Milletvekillerinin tezahüratlarıyla ayakta alkışlanmış; istek ve göz yaşları arasında milletin hislerine tercüman olan şiiri, Hatip gür ve davudi sesiyle 4 kez tekrar okumuştur.
Her okuyuşta, "Ulustaki İlk Meclis Binası"ndan alkış tufanı kopmuş, "yaşa, varol !" sesleri yükselmiştir.
Çeşitli gazetelerde yayınlanan ve Meclis'te okunan şiir, kısa sürede bütün yurtta büyük
bir umut ve heyecan fırtınası estirmiştir.
12 Mart 1921 tarihli oturumda, TBMM'de yapılan görüşmeler sonunda; milletvekillerinin ayakta, heyecanlı alkışlarıyla, Mehmet Akif'in yazdığı eser, Türk Milletinin Milli Marşı olarak
kabul edilmiştir.
Burdur Milletvekili olarak, Ulus'taki Meclise Ankara'nın ayazında paltosuz gidip gelen şair;
Maarif Vekaleti'nin, önceden ilan etmesi sebebiyle, alınması zorunlu olan 500 lirayı "Darül Mesai" adlı çocuklar ve kadınlara
iş eğitimi veren ve cepheye elbise diken kuruma bağışlamıştır.
100 yıldır her geçen gün mana ve önemi artan, yüce duyguların ifadesi abide bir marşı; yorumuyla, anlamıyla, taşıdığı değerler manzumesiyle hatırdan çıkarmamalıyız.
BİZE DÜŞEN GÖREV
İstiklal Marşını sadece törenlerde söylenen besteli bir marş olarak görmek yeterli değildir.
10 kıta, 41 mısrasının ezberiyle birlikte ve derin anlamıyla, yeni nesillere öğretmeyi görev kabul etmeliyiz.
"İstiklal Marşı’nı niçin Safahat’a koymadınız?”

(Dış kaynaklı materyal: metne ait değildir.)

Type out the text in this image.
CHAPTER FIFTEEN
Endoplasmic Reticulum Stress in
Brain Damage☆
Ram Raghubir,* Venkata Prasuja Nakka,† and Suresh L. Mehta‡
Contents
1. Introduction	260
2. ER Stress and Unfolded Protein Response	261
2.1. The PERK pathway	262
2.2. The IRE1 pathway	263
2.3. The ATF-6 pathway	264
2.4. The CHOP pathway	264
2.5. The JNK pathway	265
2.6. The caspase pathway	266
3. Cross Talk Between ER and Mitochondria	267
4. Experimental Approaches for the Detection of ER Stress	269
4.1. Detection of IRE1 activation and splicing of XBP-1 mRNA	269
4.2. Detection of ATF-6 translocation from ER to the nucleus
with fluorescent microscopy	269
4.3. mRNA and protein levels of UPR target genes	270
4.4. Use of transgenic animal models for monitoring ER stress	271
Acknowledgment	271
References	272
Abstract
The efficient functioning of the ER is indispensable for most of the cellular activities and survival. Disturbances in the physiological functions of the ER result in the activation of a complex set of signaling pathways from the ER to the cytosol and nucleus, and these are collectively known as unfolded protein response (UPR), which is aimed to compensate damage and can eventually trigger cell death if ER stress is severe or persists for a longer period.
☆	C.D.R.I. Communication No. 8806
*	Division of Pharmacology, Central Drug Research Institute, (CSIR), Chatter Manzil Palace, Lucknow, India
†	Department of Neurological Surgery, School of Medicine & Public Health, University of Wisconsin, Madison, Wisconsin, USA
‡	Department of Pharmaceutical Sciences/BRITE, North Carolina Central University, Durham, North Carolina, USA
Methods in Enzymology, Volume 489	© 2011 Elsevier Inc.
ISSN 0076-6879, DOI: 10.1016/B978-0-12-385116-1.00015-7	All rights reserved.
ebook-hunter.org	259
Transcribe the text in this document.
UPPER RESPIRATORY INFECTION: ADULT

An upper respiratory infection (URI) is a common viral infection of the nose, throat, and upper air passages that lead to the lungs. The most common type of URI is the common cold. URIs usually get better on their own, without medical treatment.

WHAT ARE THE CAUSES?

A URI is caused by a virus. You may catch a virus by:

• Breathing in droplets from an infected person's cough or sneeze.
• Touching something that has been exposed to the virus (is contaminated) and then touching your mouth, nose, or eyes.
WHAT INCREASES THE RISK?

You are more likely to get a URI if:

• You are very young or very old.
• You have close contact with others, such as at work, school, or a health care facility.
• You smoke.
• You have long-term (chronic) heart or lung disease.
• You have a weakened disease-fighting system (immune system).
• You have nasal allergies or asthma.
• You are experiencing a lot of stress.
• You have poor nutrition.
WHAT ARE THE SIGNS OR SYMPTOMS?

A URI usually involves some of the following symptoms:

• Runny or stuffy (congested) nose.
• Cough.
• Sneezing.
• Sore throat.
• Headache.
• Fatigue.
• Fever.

Sorusuna, hasta yatağında:
– Onu millete hediye ettim, artık o, milletindir. Benimle alakası kesilmiştir. Zaten o, milletin eseri, milletin malıdır. Ben yalnız gördüğümü yazdım. "Allah bu millete bir daha İstiklal Marşı yazdırtmasın." Diyen Milli Şairimiz Akif'i, İstiklal Marşının kabul yıldönümünde minnetle, şükranla, rahmetle anıyoruz.
İstiklal Marşımıza bütün yönleriyle sahip çıkmak; Mehmet Akif'in, Şehitlerimizin ve başta Mustafa Kemal Atatürk olmak üzere
İstiklal Savaşı kahramanlarımızın aziz hatıralarına en büyük saygı olur.
100 yıl sonra bize düşen görev; ecdadımızdan emanet aldığımız bu güzel vatanı ve İstiklal Marşımızı, nesillerimize aynı ruh ve heyecanla kutsal bir değer olarak devretmek olmalıdır.